O renascer de Witold Gombrowicz em Buenos Aires: o Ferdydurkismo
Por Sergio Ernesto Negri
Witold Gombrowicz. Foto: Bohdan Paczowski |
Não consigo! Exclamou trêmulo
Witold Gombrowicz, com a bagagem nas costas. E desce apressadamente do
transatlântico em que havia embarcado dez minutos antes, aquele que se preparava
para zarpar de volta ao porto de origem na Polônia.
Marian Witold Gombrowicz, como
constava no passaporte, havia chegado a Buenos Aires cinco dias antes, em 19 de
agosto de 1939, na viagem inaugural do Chrobry, um imponente navio branco polonês
que fez uma viagem de três semanas pelo Atlântico, tendo partido do porto de
Gdyni, situado no mar Báltico. Era uma das personalidades convidadas a promover
a primeira viagem transoceânica realizada por uma empresa polonesa.

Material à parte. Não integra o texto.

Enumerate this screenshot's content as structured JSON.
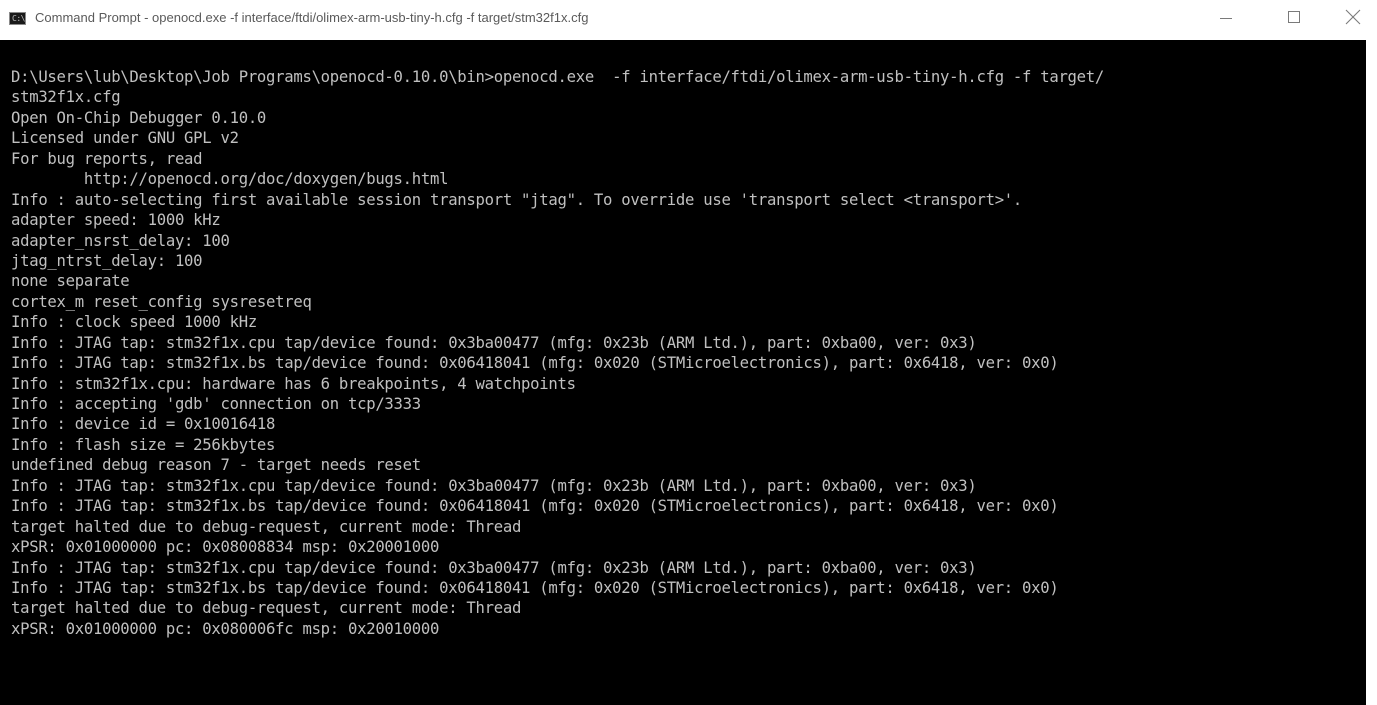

Desceu do barco de uma maneira tão
inesperada quanto premonitória. A Segunda Guerra Mundial eclodiu uma semana
depois de zarpar, quando se encontrava em Pernambuco. Os passageiros tiveram
que permanecer no Brasil e o navio conduzido para Southampton, no Reino Unido,
onde será convertido em porta-tropas e, logo depois, será afundado na costa do
Mar do Norte, no front norueguês. Tanto o navio quanto Witold nunca
retornaram à Polônia.
E decidiu ficar inesperadamente no
sul, sendo uma figura quase desconhecida, com os escassos duzentos dólares que
trouxera da Polônia e com um relógio de ouro que lhe seria roubado no ano
seguinte.
Nessa estranha Argentina sua
existência será reinventada, no marco de uma estadia de vinte e quatro anos,
muito além do fim do conflito mundial, os principais em sua contribuição
literária e formação pessoal.
Aquele país o atraiu fatalmente. O
informe e provisório lhe foi proposto a cada passo, ao contrário do mais
regulado e permanente que caracterizou sua experiência polonesa anterior. Uma
certa sensação de barbárie, do ponto de vista dos olhos educados numa família
nobre, ao mais que preocupá-lo, o encorajaram, dentro de sua vanguarda
cultural, a explorar novas experiências e sensações, muitas delas ligadas ao
mais íntimo de seu ser, o que se projetará em sua obra posterior.
Nesse mar de ideias, porém, ele
não se privou de prevenir os locais que não queriam se parecer com a Europa.
Pode-se acreditar que, assim como os escritores locais deviam se expurgar de
Borges para ter voz própria no universo narrativo, o país do sul devia afrouxar
as amarras que o prendiam a um velho continente para adquirir sua própria
identidade.
O que passaria pela mente e pela
sensibilidade de alguém que mal conseguia balbuciar no início a língua
espanhola, transplantado de forma tão dramática para uma terra estrangeira?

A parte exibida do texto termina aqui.